I provide the name of this organization because any woman in the United States who meets the criteria and has an advocate to verify the application, is eligible to receive a grant.
And while the grant-giving part of the organization is for female survivors of domestic violence (and dependents if any), the other resources are free to anyone with an Internet connection.  I have found some of my favorite affirmations and mantras on their blog and Facebook page.  And when I feel down, viewing the success stories, the poems, the artwork, and the quotes inspires me to keep moving on.

I am thankful for organizations like this.  In accepting the terms of that contract, I

  • learned to accept being a victim and a survivor; these labels are not mutually exclusive
  • became aware of how many people I encounter every day who struggle with similar obstacles
  • Realized how easily I could help someone without the fear and anxiety that came with joining an organization
Next month, is the one year anniversary and end of my contract.  More than the money, the people I met through this experience enriched my life and offered me choices I never had before.

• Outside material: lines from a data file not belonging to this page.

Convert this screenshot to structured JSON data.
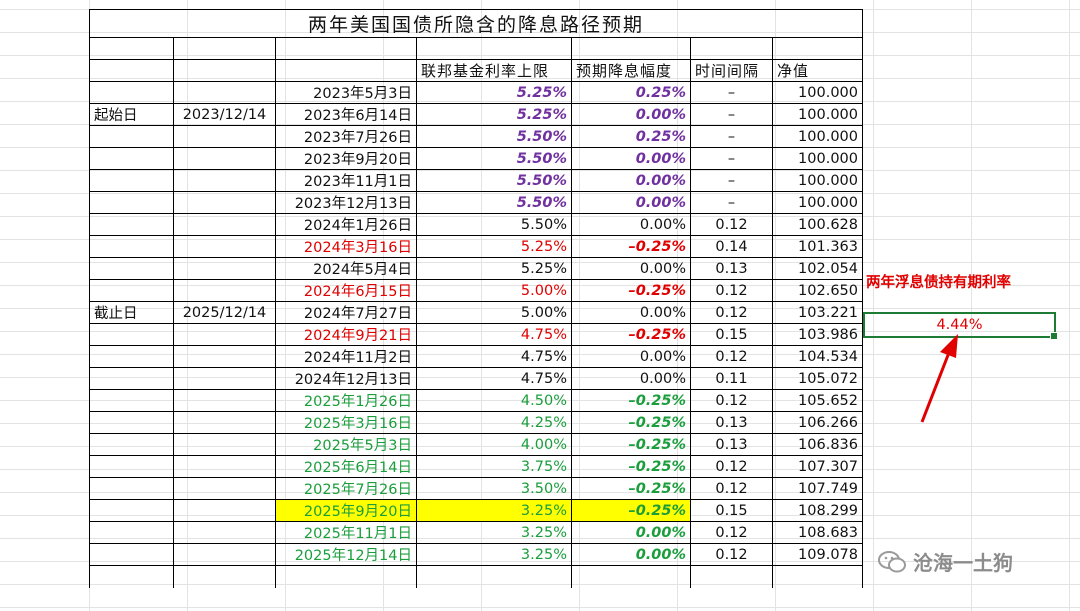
{
  "title": "两年美国国债所隐含的降息路径预期",
  "headers": {
    "rate_cap": "联邦基金利率上限",
    "expected_cut": "预期降息幅度",
    "interval": "时间间隔",
    "net_value": "净值"
  },
  "start": {
    "label": "起始日",
    "date": "2023/12/14"
  },
  "end": {
    "label": "截止日",
    "date": "2025/12/14"
  },
  "rows": [
    {
      "date": "2023年5月3日",
      "rate": "5.25%",
      "cut": "0.25%",
      "interval": "–",
      "nav": "100.000",
      "style": "purple"
    },
    {
      "date": "2023年6月14日",
      "rate": "5.25%",
      "cut": "0.00%",
      "interval": "–",
      "nav": "100.000",
      "style": "purple"
    },
    {
      "date": "2023年7月26日",
      "rate": "5.50%",
      "cut": "0.25%",
      "interval": "–",
      "nav": "100.000",
      "style": "purple"
    },
    {
      "date": "2023年9月20日",
      "rate": "5.50%",
      "cut": "0.00%",
      "interval": "–",
      "nav": "100.000",
      "style": "purple"
    },
    {
      "date": "2023年11月1日",
      "rate": "5.50%",
      "cut": "0.00%",
      "interval": "–",
      "nav": "100.000",
      "style": "purple"
    },
    {
      "date": "2023年12月13日",
      "rate": "5.50%",
      "cut": "0.00%",
      "interval": "–",
      "nav": "100.000",
      "style": "purple"
    },
    {
      "date": "2024年1月26日",
      "rate": "5.50%",
      "cut": "0.00%",
      "interval": "0.12",
      "nav": "100.628",
      "style": "black"
    },
    {
      "date": "2024年3月16日",
      "rate": "5.25%",
      "cut": "–0.25%",
      "interval": "0.14",
      "nav": "101.363",
      "style": "red"
    },
    {
      "date": "2024年5月4日",
      "rate": "5.25%",
      "cut": "0.00%",
      "interval": "0.13",
      "nav": "102.054",
      "style": "black"
    },
    {
      "date": "2024年6月15日",
      "rate": "5.00%",
      "cut": "–0.25%",
      "interval": "0.12",
      "nav": "102.650",
      "style": "red"
    },
    {
      "date": "2024年7月27日",
      "rate": "5.00%",
      "cut": "0.00%",
      "interval": "0.12",
      "nav": "103.221",
      "style": "black"
    },
    {
      "date": "2024年9月21日",
      "rate": "4.75%",
      "cut": "–0.25%",
      "interval": "0.15",
      "nav": "103.986",
      "style": "red"
    },
    {
      "date": "2024年11月2日",
      "rate": "4.75%",
      "cut": "0.00%",
      "interval": "0.12",
      "nav": "104.534",
      "style": "black"
    },
    {
      "date": "2024年12月13日",
      "rate": "4.75%",
      "cut": "0.00%",
      "interval": "0.11",
      "nav": "105.072",
      "style": "black"
    },
    {
      "date": "2025年1月26日",
      "rate": "4.50%",
      "cut": "–0.25%",
      "interval": "0.12",
      "nav": "105.652",
      "style": "green"
    },
    {
      "date": "2025年3月16日",
      "rate": "4.25%",
      "cut": "–0.25%",
      "interval": "0.13",
      "nav": "106.266",
      "style": "green"
    },
    {
      "date": "2025年5月3日",
      "rate": "4.00%",
      "cut": "–0.25%",
      "interval": "0.13",
      "nav": "106.836",
      "style": "green"
    },
    {
      "date": "2025年6月14日",
      "rate": "3.75%",
      "cut": "–0.25%",
      "interval": "0.12",
      "nav": "107.307",
      "style": "green"
    },
    {
      "date": "2025年7月26日",
      "rate": "3.50%",
      "cut": "–0.25%",
      "interval": "0.12",
      "nav": "107.749",
      "style": "green"
    },
    {
      "date": "2025年9月20日",
      "rate": "3.25%",
      "cut": "–0.25%",
      "interval": "0.15",
      "nav": "108.299",
      "style": "green",
      "highlight": true
    },
    {
      "date": "2025年11月1日",
      "rate": "3.25%",
      "cut": "0.00%",
      "interval": "0.12",
      "nav": "108.683",
      "style": "green"
    },
    {
      "date": "2025年12月14日",
      "rate": "3.25%",
      "cut": "0.00%",
      "interval": "0.12",
      "nav": "109.078",
      "style": "green"
    }
  ],
  "holding_label": "两年浮息债持有期利率",
  "holding_value": "4.44%",
  "watermark": "沧海一土狗",
  "colors": {
    "purple": "#7030a0",
    "red": "#e00000",
    "green": "#1a9e3b",
    "highlight": "#ffff00",
    "select": "#1e7b34"
  }
}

Thank you so much for being there when I needed you most Web of Benefit.
If any of the readers are interested, here is the website:

Reader’s Digest

Before I could take the next steps toward my goal, I had to accept being a victim as much as being a survivor.  Because victims become survivors and vice versa.  Once I got past the denial of being a victim, I was able to look at these resources from a different perspective.  One that allowed me to reach out and ask for help.  But more importantly, listen and accept that help.  Because (at least for me), finding help is the easy part.  Asking for help is not that difficult.  But accepting help, and the fact that I need help, seems impossible sometimes.  Working with these organizations has opened my eyes to the fact that many of the people who work in places like this are compassionate, accepting, and supportive of survivors and their struggles to live full lives.
Are you willing to ask for help?  Accept help?  Do you struggle with labels and not feeling like you deserve assistance?  I hope this post helps you realize that you deserve assistance and to live the life you want instead of accepting something less.